April 16, 2016
I recently read Jonathan Aberman's piece in The Washington Post, “Our identity question – What exactly is ‘D.C. Tech?'”. There was no real opinion to extract from the piece, and – worse – the entire thing felt like mere clickbait. The points I agreed on were either history lessons or plain information – things you can find in various DC Tech guides.
One thing that struck me a bit odd is how he interviewed 100 entrepreneurs – no mention of community members, organizers, organizations or attendees of DC tech events. As the cliche goes, it takes a village (or a District in this case). There's only so much a company can do on its own without community support. Do you think ThatStartup, LLC could be on its way to an IPO if it wasn’t for the existing community support, local development talent, local media attention or availability to established entrepreneurs? It takes an ecosystem to construct a community, not just entrepreneurs.
A Background on DC Tech
DC tech has worn different faces over the decades as highlighted in Aberman's piece. After Mario Marino's departure from the District, Peter Corbett and his crew began filling the void left by Marino. Our community has seen several revivals over the decades, but the startup ecosystem really started to accelerate within the past 3 years. This very brief history in D.C. tech would help build up to what we now call “DC Tech” proper.

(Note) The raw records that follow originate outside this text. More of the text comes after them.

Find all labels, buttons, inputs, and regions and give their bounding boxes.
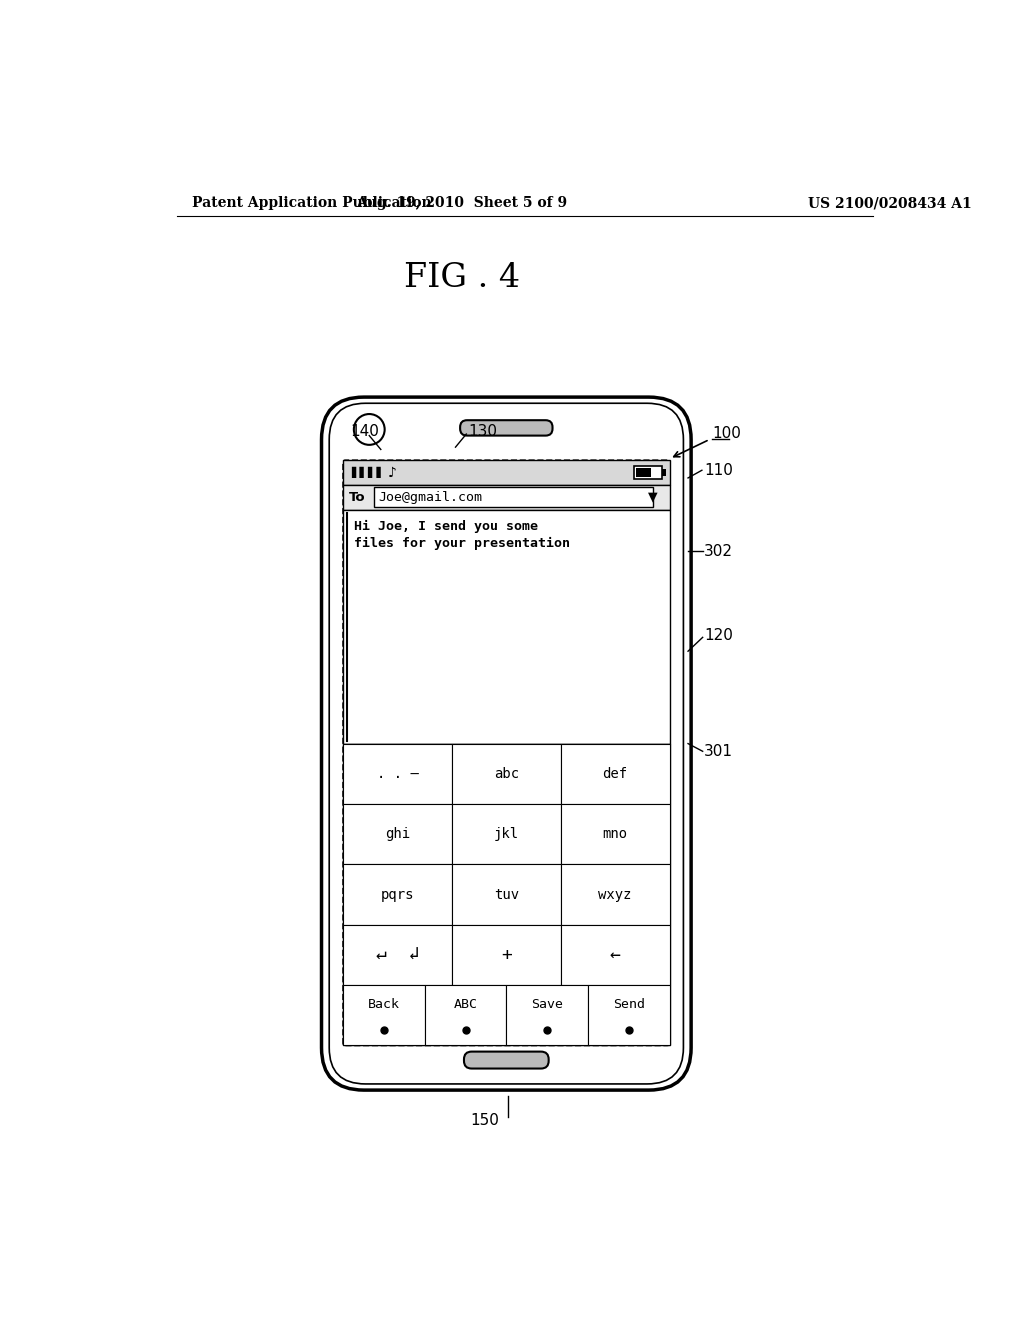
Text: ↵  ↲: ↵ ↲	[376, 946, 419, 964]
Bar	[452, 925, 561, 985]
Text: FIG . 4: FIG . 4	[403, 261, 519, 294]
Text: Aug. 19, 2010  Sheet 5 of 9: Aug. 19, 2010 Sheet 5 of 9	[356, 197, 567, 210]
Text: 140: 140	[350, 424, 379, 440]
Bar	[636, 469, 651, 478]
Circle shape	[354, 414, 385, 445]
Text: def: def	[602, 767, 628, 781]
Text: 150: 150	[470, 1113, 499, 1129]
Bar	[506, 985, 588, 1045]
Text: ▼: ▼	[648, 491, 657, 504]
Text: ♪: ♪	[388, 466, 396, 479]
Text: 130: 130	[468, 424, 497, 440]
Bar	[343, 743, 452, 804]
Bar	[634, 466, 662, 479]
Bar	[452, 804, 561, 865]
Bar	[561, 925, 670, 985]
Text: 302: 302	[705, 544, 733, 558]
Bar	[588, 985, 670, 1045]
Text: mno: mno	[602, 828, 628, 841]
Text: Hi Joe, I send you some: Hi Joe, I send you some	[354, 520, 538, 533]
Bar	[561, 865, 670, 925]
Text: Joe@gmail.com: Joe@gmail.com	[379, 491, 482, 504]
Bar	[374, 487, 652, 507]
Text: tuv: tuv	[494, 887, 519, 902]
Text: wxyz: wxyz	[598, 887, 632, 902]
Text: 100: 100	[712, 426, 740, 441]
Bar	[343, 925, 452, 985]
Text: 301: 301	[705, 743, 733, 759]
Bar	[561, 804, 670, 865]
Text: Save: Save	[531, 998, 563, 1011]
Text: pqrs: pqrs	[381, 887, 415, 902]
Text: ▌▌▌▌: ▌▌▌▌	[351, 467, 385, 478]
FancyBboxPatch shape	[464, 1052, 549, 1069]
Text: ←: ←	[609, 946, 621, 964]
Bar	[425, 985, 506, 1045]
Bar	[452, 865, 561, 925]
Text: Patent Application Publication: Patent Application Publication	[193, 197, 432, 210]
Bar	[343, 510, 670, 743]
FancyBboxPatch shape	[322, 397, 691, 1090]
Text: Send: Send	[612, 998, 645, 1011]
Bar	[662, 470, 666, 475]
Text: US 2100/0208434 A1: US 2100/0208434 A1	[808, 197, 972, 210]
Bar	[343, 865, 452, 925]
Text: jkl: jkl	[494, 828, 519, 841]
Text: ghi: ghi	[385, 828, 410, 841]
Text: abc: abc	[494, 767, 519, 781]
Text: +: +	[501, 946, 512, 964]
Text: . . –: . . –	[377, 767, 419, 781]
Text: Back: Back	[368, 998, 400, 1011]
Bar	[561, 743, 670, 804]
Text: To: To	[349, 491, 366, 504]
Text: ABC: ABC	[454, 998, 477, 1011]
Bar	[343, 985, 425, 1045]
Bar	[452, 743, 561, 804]
Text: 120: 120	[705, 628, 733, 643]
Bar	[343, 804, 452, 865]
Bar	[343, 484, 670, 510]
Bar	[343, 461, 670, 484]
FancyBboxPatch shape	[460, 420, 553, 436]
Text: files for your presentation: files for your presentation	[354, 537, 570, 550]
Text: 110: 110	[705, 463, 733, 478]
Bar	[343, 743, 670, 1045]
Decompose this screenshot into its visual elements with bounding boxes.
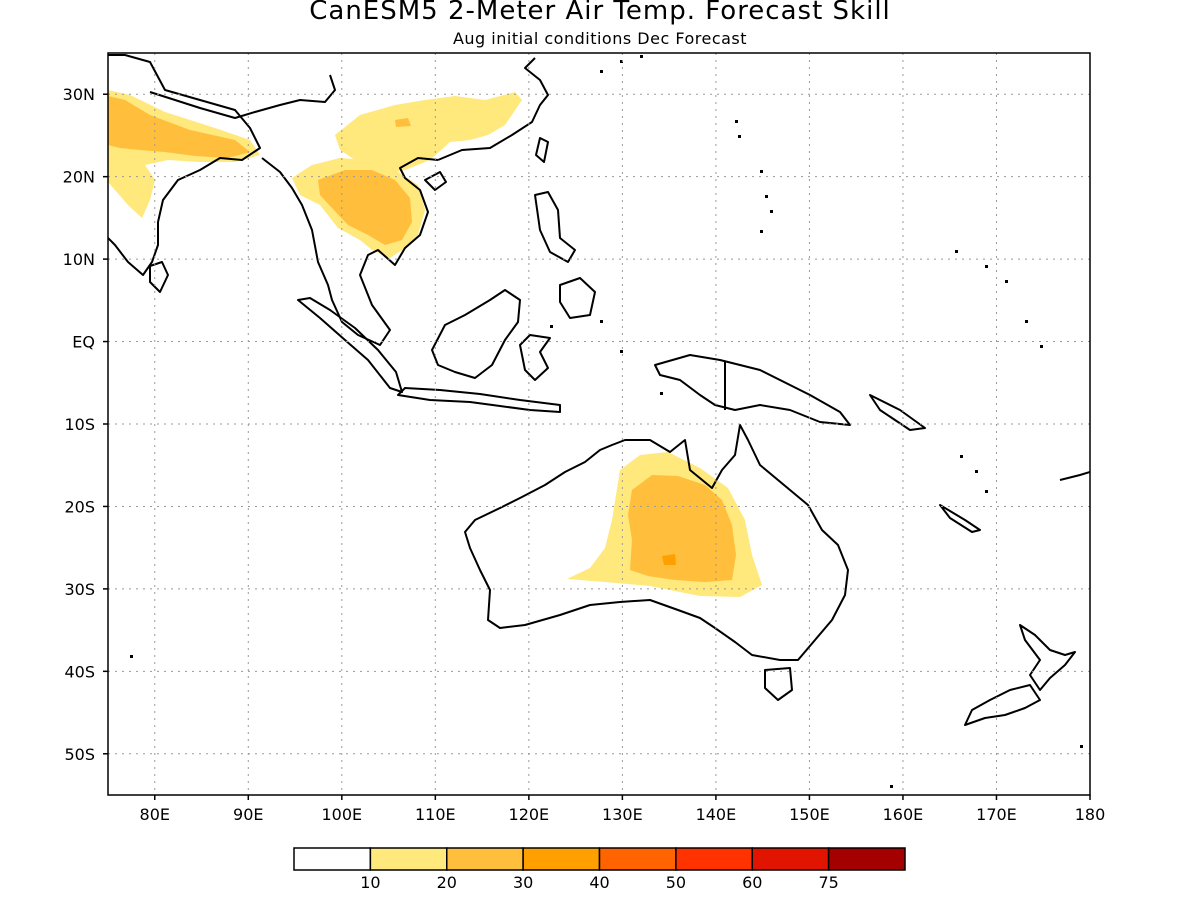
- coast-nz-south: [964, 684, 1041, 726]
- coast-mindanao: [559, 277, 596, 319]
- coast-australia: [464, 424, 849, 661]
- skill-region-australia-core: [628, 475, 736, 582]
- skill-region-india-core: [108, 96, 250, 158]
- coast-china: [437, 57, 549, 161]
- y-tick-label: EQ: [72, 333, 95, 352]
- colorbar-label: 10: [360, 873, 380, 892]
- x-tick-label: 110E: [415, 805, 456, 824]
- coast-sulawesi: [519, 334, 551, 381]
- coast-sri-lanka: [149, 261, 169, 293]
- y-tick-label: 20N: [63, 168, 95, 187]
- colorbar-swatch: [598, 847, 677, 871]
- coast-sumatra: [297, 297, 403, 393]
- x-tick-label: 160E: [883, 805, 924, 824]
- colorbar-label: 40: [589, 873, 609, 892]
- map-grid: [108, 53, 1091, 795]
- y-tick-label: 50S: [64, 745, 95, 764]
- coast-myanmar-thai: [261, 157, 439, 346]
- coast-taiwan: [535, 137, 549, 163]
- colorbar-label: 20: [437, 873, 457, 892]
- colorbar-label: 50: [666, 873, 686, 892]
- axis-ticks: 80E 90E 100E 110E 120E 130E 140E 150E 160E 170E 18…: [63, 85, 1106, 824]
- islands: [130, 55, 1083, 788]
- map-plot-area: [108, 54, 1090, 788]
- coast-hainan: [424, 171, 447, 191]
- y-tick-label: 30N: [63, 85, 95, 104]
- x-tick-label: 140E: [696, 805, 737, 824]
- coast-solomons: [869, 394, 926, 431]
- colorbar-swatch: [293, 847, 372, 871]
- colorbar-label: 75: [818, 873, 838, 892]
- colorbar-label: 30: [513, 873, 533, 892]
- x-tick-label: 100E: [321, 805, 362, 824]
- colorbar-swatch: [751, 847, 830, 871]
- coast-tasmania: [764, 667, 793, 701]
- colorbar-swatch: [827, 847, 906, 871]
- coast-new-caledonia: [939, 504, 981, 533]
- x-tick-label: 80E: [140, 805, 170, 824]
- coast-java: [397, 387, 561, 413]
- x-tick-label: 150E: [789, 805, 830, 824]
- skill-region-australia-spot: [662, 554, 676, 565]
- colorbar: 10 20 30 40 50 60 75: [293, 847, 906, 892]
- skill-region-indochina-core: [318, 170, 412, 245]
- coast-nz-north: [1019, 624, 1076, 691]
- coast-india: [108, 54, 261, 276]
- coast-new-guinea: [654, 354, 851, 426]
- y-tick-label: 10N: [63, 250, 95, 269]
- x-tick-label: 170E: [976, 805, 1017, 824]
- skill-region-china-spot: [395, 118, 411, 127]
- colorbar-swatch: [675, 847, 753, 871]
- colorbar-swatch: [522, 847, 601, 871]
- coast-himalaya-border: [149, 74, 336, 119]
- y-tick-label: 20S: [64, 497, 95, 516]
- map-subtitle: Aug initial conditions Dec Forecast: [452, 29, 748, 48]
- coast-fiji: [1059, 471, 1090, 481]
- colorbar-label: 60: [742, 873, 762, 892]
- coast-luzon: [534, 191, 576, 263]
- map-title: CanESM5 2-Meter Air Temp. Forecast Skill: [309, 0, 891, 26]
- y-tick-label: 40S: [64, 662, 95, 681]
- x-tick-label: 180: [1075, 805, 1106, 824]
- x-tick-label: 90E: [233, 805, 263, 824]
- x-tick-label: 120E: [509, 805, 550, 824]
- coast-borneo: [431, 289, 521, 379]
- coastlines: [108, 54, 1090, 726]
- colorbar-swatch: [369, 847, 448, 871]
- y-tick-label: 10S: [64, 415, 95, 434]
- y-tick-label: 30S: [64, 580, 95, 599]
- skill-region-china: [335, 92, 522, 175]
- colorbar-swatch: [446, 847, 524, 871]
- x-tick-label: 130E: [602, 805, 643, 824]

Although some folks consider DC tech to be contained within the district, if you tally the number of employees who work and live around/in the Beltway, you'll find that D.C. proper relies on nearby Maryland and Virginia to support itself. Regardless of which publication you read, you'll see journalists highlight companies, entrepreneurs, events and others across the entire DMV (D.C.-Maryland-Virginia metro area, focusing on central Maryland and northern Virginia).
The Realities of DC Tech
Although DC tech is still in its toddler stage, the Silicon District has created a name for itself in several areas, such as being the best place for women in tech, consistently ranking in top 20 startup cities, and climbing towards the top as one of the best cities for people of color.
In terms of industries, D.C. definitely has its strengths and weaknesses. For instance, we are not suited for mass consumer products, like Facebook, Twitter, LinkedIn, Yo, etc., unless it is a food-related startup, such as Spotluck, Gallery, Juicery, etc. Our strengths reside in the B2B arena, typically in software, government, politics, cyber security and enterprise, as well as industries like healthcare, finance and education.
I think that agreeing on DC tech's competencies and associations would help unite the region and communicate those things to outsiders. We need to agree that we don’t need to be a Silicon Valley, Silicon District or other variation of the tetravalent metalloid; rather, we should look at our strengths – as the tech mecca for women and for people of color.
As for a stronger definition, maybe this would work:
“DC tech” is a technology hub comprised of DC, Virginia and Maryland that focuses on business-to-business services, and is the best town for gender and cultural progression.